A walk around downtown Arlington, city parks or along the Centennial Trail reveals all sorts of art pieces and sculptures – some whimsical, some historical – while roadside art and gateway roundabouts remind drivers of one of the community’s goals for more visual appeal.
The Arlington City Council at its May 7 meeting will decide on whether to accept five proposals for the city’s public art collection, which have a combined value of $16,000.
City Administrator Paul Ellis highlighted the proposals:
• “Steelies” metal fish art for the 67th Avenue medians, proposed by local artists Monica Bretheron and Erika Bruss.
• A “Rip Rap” metal sculpture by Reg Akright for City Hall in the plaza as a memorial to George Boulton, which would include removing some nearby bushes.
• A “Duck Dash” painting reprint of artist Jack Gunter’s prized piece that would be repainted on metal and affixed to the future pump house for the Splash Pad in Haller Park.
• Four-foot tall “Dancing Bears” metal sculptures by Bretherton on loan for a year be installed by the new band stage by the stage under construction in Legion Park.

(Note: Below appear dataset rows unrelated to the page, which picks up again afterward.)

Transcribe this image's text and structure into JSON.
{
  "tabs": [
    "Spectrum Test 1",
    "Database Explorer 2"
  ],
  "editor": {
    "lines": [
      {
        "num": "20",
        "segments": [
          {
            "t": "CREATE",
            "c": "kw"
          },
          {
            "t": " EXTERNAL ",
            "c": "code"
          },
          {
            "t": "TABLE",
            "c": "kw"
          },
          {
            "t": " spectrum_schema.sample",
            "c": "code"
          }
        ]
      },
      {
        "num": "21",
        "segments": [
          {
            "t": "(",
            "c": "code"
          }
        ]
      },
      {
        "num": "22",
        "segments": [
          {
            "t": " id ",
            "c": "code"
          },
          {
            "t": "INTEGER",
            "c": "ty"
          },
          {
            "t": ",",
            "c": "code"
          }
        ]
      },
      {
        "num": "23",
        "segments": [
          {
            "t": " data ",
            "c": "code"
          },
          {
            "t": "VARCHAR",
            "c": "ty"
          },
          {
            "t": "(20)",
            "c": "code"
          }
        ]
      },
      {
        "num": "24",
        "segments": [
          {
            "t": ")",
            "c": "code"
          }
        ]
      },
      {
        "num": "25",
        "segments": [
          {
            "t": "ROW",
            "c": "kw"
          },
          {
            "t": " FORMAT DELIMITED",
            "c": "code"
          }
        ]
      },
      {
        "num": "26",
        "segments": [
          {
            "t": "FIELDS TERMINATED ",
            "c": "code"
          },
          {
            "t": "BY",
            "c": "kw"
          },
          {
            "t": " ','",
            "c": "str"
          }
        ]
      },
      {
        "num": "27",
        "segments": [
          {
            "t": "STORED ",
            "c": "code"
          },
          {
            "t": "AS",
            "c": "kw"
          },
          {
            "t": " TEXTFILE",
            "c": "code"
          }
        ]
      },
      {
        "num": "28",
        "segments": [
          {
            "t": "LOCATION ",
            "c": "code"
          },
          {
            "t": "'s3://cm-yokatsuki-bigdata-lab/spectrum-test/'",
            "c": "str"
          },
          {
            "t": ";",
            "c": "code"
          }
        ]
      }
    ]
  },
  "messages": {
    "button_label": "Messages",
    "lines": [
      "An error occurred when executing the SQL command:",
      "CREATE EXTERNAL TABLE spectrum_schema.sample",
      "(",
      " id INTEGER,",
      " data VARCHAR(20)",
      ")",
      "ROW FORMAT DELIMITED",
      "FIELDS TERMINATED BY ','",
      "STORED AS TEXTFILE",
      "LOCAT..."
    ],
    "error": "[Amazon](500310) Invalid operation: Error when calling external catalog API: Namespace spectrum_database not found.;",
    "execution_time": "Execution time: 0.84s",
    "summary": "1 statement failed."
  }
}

• Haiku Rock for Terrace Park.
The proposals were reviewed and recommended by the Public Art Committee and Parks and Recreation Board.
In other council business for their next meeting:
• The council may award a $2.3 million contract for the 2018 utility improvement and pavement preservation project. Marysville-based Reece Construction submitted the low bid for planned capital improvements that includes replacing aging and failing water, sewer and stormwater infrastructure, and resurfacing roads where the improvements in the north end of downtown.
• City staff recommended adopting updated fee schedule that would increase several fees in planning, public works, EMS and finance. Among the changes, the city’s zoning permit will increase from $2,222 to $2,300, new mixed use development fees will be added, and EMS basic life support service will rise from $568 to $775 while advanced support service will increase from $982 to $1,150. The Council last updated the fees in 2016.
• The council will consider approving an interfund loan of $105,728 to the EMS fund to cover unmet operating expenses in March. The full balance on the loan is $392,417, and similar loans were necessary in January and February. City and fire officials at their annual spring retreat in March discussed options for long-term financial sustainability, which became more imperative after regional fire authority talks fizzled between Arlington and Marysville.